Ousmane Alédji, le Bénin est-il réellement prêt ?
Oui ! Totalement. Absolument. Ici et maintenant, si on nous les donne nous les prenons. Il faut dire la vérité aux gens. Nous sommes dans un environnement d’intérêts, d’enjeux majeurs où chacun joue des coudes et de la tête plus ou moins. Si vous n’êtes pas fort, on vous ridiculise. Alors, j’invite les gens à être psychologiquement fort et plus intelligents que les ‘’bouffeurs de cacahuètes’’ pourraient l’être. Je voudrais dire par là de ne pas céder à la manipulation.
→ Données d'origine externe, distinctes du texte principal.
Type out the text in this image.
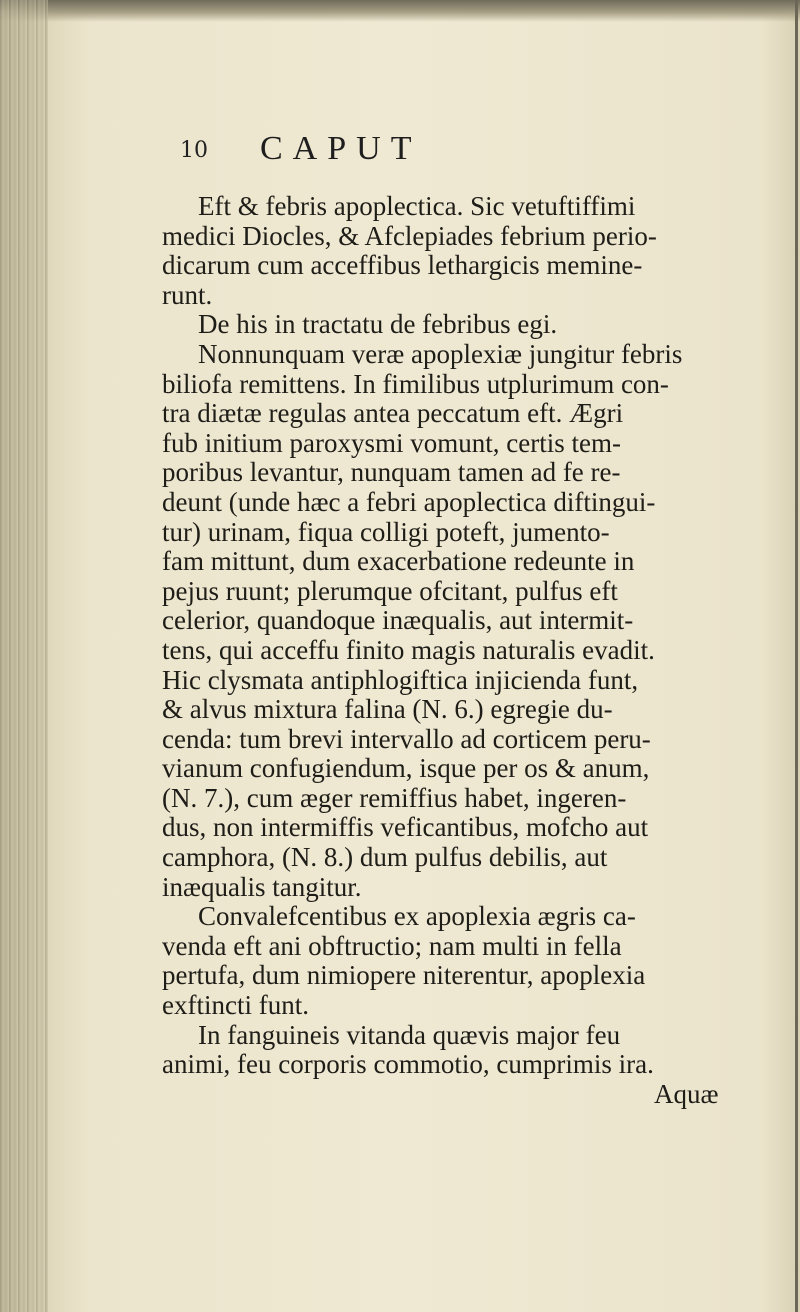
10 CAPUT
Eft & febris apoplectica. Sic vetuftiffimi
medici Diocles, & Afclepiades febrium perio-
dicarum cum acceffibus lethargicis memine-
runt.
De his in tractatu de febribus egi.
Nonnunquam veræ apoplexiæ jungitur febris
biliofa remittens. In fimilibus utplurimum con-
tra diætæ regulas antea peccatum eft. Ægri
fub initium paroxysmi vomunt, certis tem-
poribus levantur, nunquam tamen ad fe re-
deunt (unde hæc a febri apoplectica diftingui-
tur) urinam, fiqua colligi poteft, jumento-
fam mittunt, dum exacerbatione redeunte in
pejus ruunt; plerumque ofcitant, pulfus eft
celerior, quandoque inæqualis, aut intermit-
tens, qui acceffu finito magis naturalis evadit.
Hic clysmata antiphlogiftica injicienda funt,
& alvus mixtura falina (N. 6.) egregie du-
cenda: tum brevi intervallo ad corticem peru-
vianum confugiendum, isque per os & anum,
(N. 7.), cum æger remiffius habet, ingeren-
dus, non intermiffis veficantibus, mofcho aut
camphora, (N. 8.) dum pulfus debilis, aut
inæqualis tangitur.
Convalefcentibus ex apoplexia ægris ca-
venda eft ani obftructio; nam multi in fella
pertufa, dum nimiopere niterentur, apoplexia
exftincti funt.
In fanguineis vitanda quævis major feu
animi, feu corporis commotio, cumprimis ira.
Aquæ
J’entends certains Béninois et Béninoises s’agiter, profiter de cette manipulation pour appuyer dans la plaie. Mais ils se font mal. Ce n’est pas au Bénin qu’on fait mal parce que le Bénin est éternel. Il nous appartient aujourd’hui ; demain il appartiendra à nos enfants, à nos petits-enfants.
Pour ce faire, l’acte en soi doit être bâtisseur et non destructeur. Et la parole fait plus de dégâts que les armes. Quand on veut parler, il faut faire attention à ce qu’on dit ; surtout ce qu’on dit quand son pays est engagé sur un front, il faut faire corps.
Le Bénin est plus que prêt puisque la demande de la réclamation des biens culturels date de juillet 2016. C’est une demande écrite. Nous n’avons pas attendu 2019 pour réclamer. Quand on réclame à quelqu’un son bien c’est qu’on est prêt à le recevoir. Et ce n’est pas à l’autre de juger des capacités du demandeur à garder son patrimoine.